A Weblog Dedicated to the Discussion of the Christian Faith and 21st Century Life

A Weblog Dedicated to the Discussion of the Christian Faith and 21st Century Life
I do not seek to understand that I may believe, but I believe in order to understand. For this also I believe, –that unless I believed, I should not understand.-- St. Anselm of Canterbury (1033-1109)

Wednesday, May 11, 2016

On the Fear of Being Ordinary: A Lectionary Reflection on Genesis 11:1-9

Genesis 11:1-9

In baseball, Ted Williams is considered to be one of the greatest hitters, if not the greatest major league hitter of all time. His lifetime batting average of .344 is still the highest of any player. He hit 521 home runs over the course of his nineteen year career with the Boston Red Sox. In 1941 his season batting average was .406 and remains the only player to hit .400 or more since that time. (Baseball-Reference.com)

If there was one thing Williams obsessed over during his career it was that he wanted and worked to be the greatest hitter of all-time. He did not want to be good or better;  he wanted to be the best. Those who knew Ted confirmed that was his singular goal in his life. He ate, drank, slept, thought, and worked to be the greatest. When it came to hitting a baseball, Ted Williams did not want to be ordinary.

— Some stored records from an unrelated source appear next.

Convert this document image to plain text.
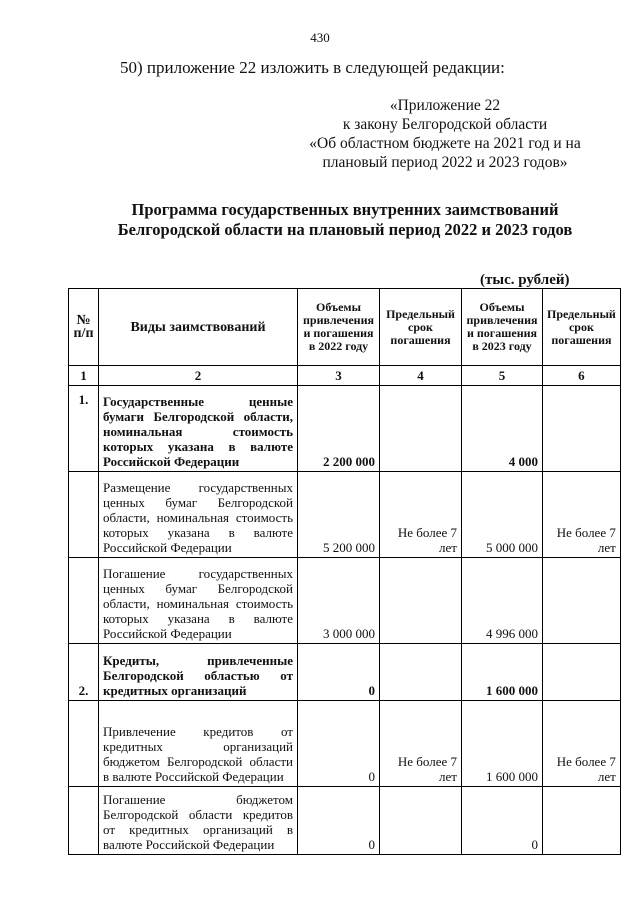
430
50) приложение 22 изложить в следующей редакции:
«Приложение 22
к закону Белгородской области
«Об областном бюджете на 2021 год и на
плановый период 2022 и 2023 годов»
Программа государственных внутренних заимствований
Белгородской области на плановый период 2022 и 2023 годов
(тыс. рублей)
№ п/п	Виды заимствований	Объемы привлечения и погашения в 2022 году	Предельный срок погашения	Объемы привлечения и погашения в 2023 году	Предельный срок погашения
1	2	3	4	5	6
1.	Государственные ценные бумаги Белгородской области, номинальная стоимость которых указана в валюте Российской Федерации	2 200 000		4 000	
	Размещение государственных ценных бумаг Белгородской области, номинальная стоимость которых указана в валюте Российской Федерации	5 200 000	Не более 7 лет	5 000 000	Не более 7 лет
	Погашение государственных ценных бумаг Белгородской области, номинальная стоимость которых указана в валюте Российской Федерации	3 000 000		4 996 000	
2.	Кредиты, привлеченные Белгородской областью от кредитных организаций	0		1 600 000	
	Привлечение кредитов от кредитных организаций бюджетом Белгородской области в валюте Российской Федерации	0	Не более 7 лет	1 600 000	Не более 7 лет
	Погашение бюджетом Белгородской области кредитов от кредитных организаций в валюте Российской Федерации	0		0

How true it is that we human beings dream of being more than ordinary. Children and young people dream of being a great celebrity or musician or doctor or something else that allows them to attain a high level of notoriety. We don't really want to settle in to the routine, to become like everyone else. We want to experience and to be especially recognized as extraordinary. We fear being ordinary. In the words of Thoreau, we fear leading lives of quiet desperation.

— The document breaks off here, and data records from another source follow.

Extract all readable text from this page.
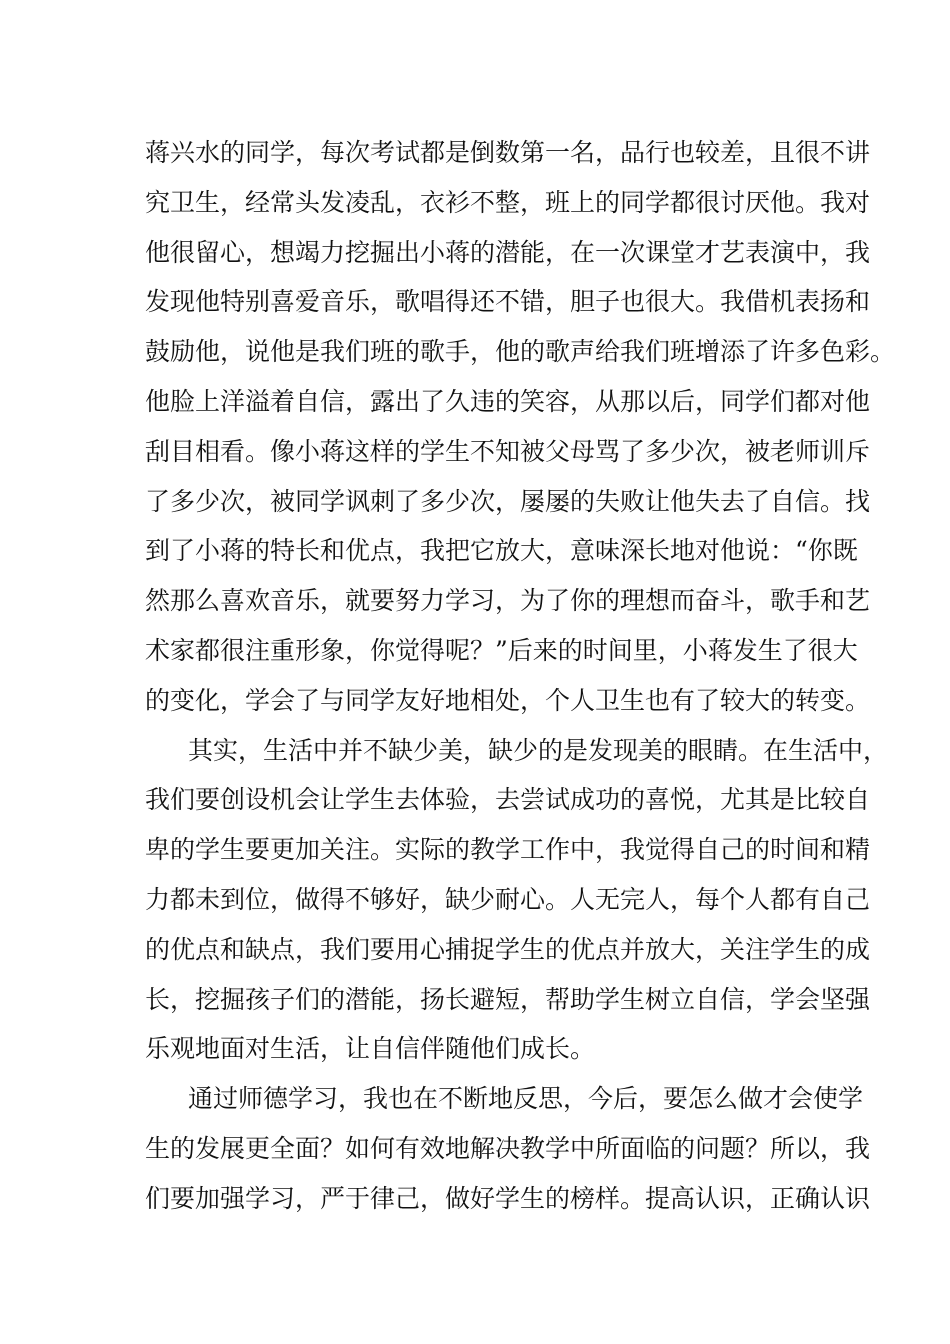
蒋兴水的同学，每次考试都是倒数第一名，品行也较差，且很不讲
究卫生，经常头发凌乱，衣衫不整，班上的同学都很讨厌他。我对
他很留心，想竭力挖掘出小蒋的潜能，在一次课堂才艺表演中，我
发现他特别喜爱音乐，歌唱得还不错，胆子也很大。我借机表扬和
鼓励他，说他是我们班的歌手，他的歌声给我们班增添了许多色彩。
他脸上洋溢着自信，露出了久违的笑容，从那以后，同学们都对他
刮目相看。像小蒋这样的学生不知被父母骂了多少次，被老师训斥
了多少次，被同学讽刺了多少次，屡屡的失败让他失去了自信。找
到了小蒋的特长和优点，我把它放大，意味深长地对他说：“你既
然那么喜欢音乐，就要努力学习，为了你的理想而奋斗，歌手和艺
术家都很注重形象，你觉得呢？”后来的时间里，小蒋发生了很大
的变化，学会了与同学友好地相处，个人卫生也有了较大的转变。
其实，生活中并不缺少美，缺少的是发现美的眼睛。在生活中，
我们要创设机会让学生去体验，去尝试成功的喜悦，尤其是比较自
卑的学生要更加关注。实际的教学工作中，我觉得自己的时间和精
力都未到位，做得不够好，缺少耐心。人无完人，每个人都有自己
的优点和缺点，我们要用心捕捉学生的优点并放大，关注学生的成
长，挖掘孩子们的潜能，扬长避短，帮助学生树立自信，学会坚强
乐观地面对生活，让自信伴随他们成长。
通过师德学习，我也在不断地反思，今后，要怎么做才会使学
生的发展更全面？如何有效地解决教学中所面临的问题？所以，我
们要加强学习，严于律己，做好学生的榜样。提高认识，正确认识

In the first nine verses of Genesis 11, the people living on a flat piece of real estate in the land of Shinar fear being ordinary.
And they said to one another, "Come, let us make bricks, and burn them thoroughly." And they had brick for stone, and bitumen for mortar. Then they said, "Come, let us build ourselves a city, and a tower with its top in the heavens, and let us make a name for ourselves; otherwise we shall be scattered abroad upon the face of the whole earth."
They want to make a name for themselves. They want to control their own destinies. They don't want to be ordinary. In the heart of the city, they propose to build a tower, a ziggurat that reaches to the top of the heavens-- a tower normally designed as a place for the gods to descend to earth. These towers contained a room at the top for the deity to rest and be refreshed after her or his long trip from heaven before descending onto Terran soil. But the purpose for building this tower appears not to be for a divine welcome, but as a vehicle for a heavenly takeover. Their security, their notoriety can tolerate no rivals, no threats-- including heavenly ones. There is strength in numbers and here is a common project that will secure a bright future. The gods who named them and gave them their purpose must be defeated if the people are to name themselves, if the people are to be more than ordinary.

But the one true God of heaven and earth, the God who does not need to take a break in a heavenward hotel, looks down at their project and sees the threat; no, it's not a threat to the God who monitors their work. They are a threat to themselves. Ever since receiving the knowledge of good and evil from that incident in the Garden of Eden, human beings have seemed to use their knowledge more for the latter than the former. Now, their common project motivated by their own self-interest will lead to more evil than good. Not even the judgment of the flood could teach them to temper their selfish behavior. So, the one true God who names all things, foils their plans for fame and notoriety. Their purpose is to be God-imagers in the world, not gods in their own image.

There is a narrative thread in the Bible running from Genesis to Revelation that reminds us of two things: first God has made us in his image; and second, we want to make God in our image. God insists that he will name us and choose our destinies, but we insist in naming ourselves and choosing the future we desire. And no matter how many times and in how many different ways we try to name ourselves, to live life our own way, to be more than ordinary, we find that the idolatrous human projects, of which Genesis 11 is a type, will fail; for in the end God will name us for we belong to him. If we are to be extraordinary, it is only as we fulfill our purpose as God-imagers in this world.

In an world that does not know God, living as those that reflect his image is an extraordinary way to live. Every other way is simply ordinary.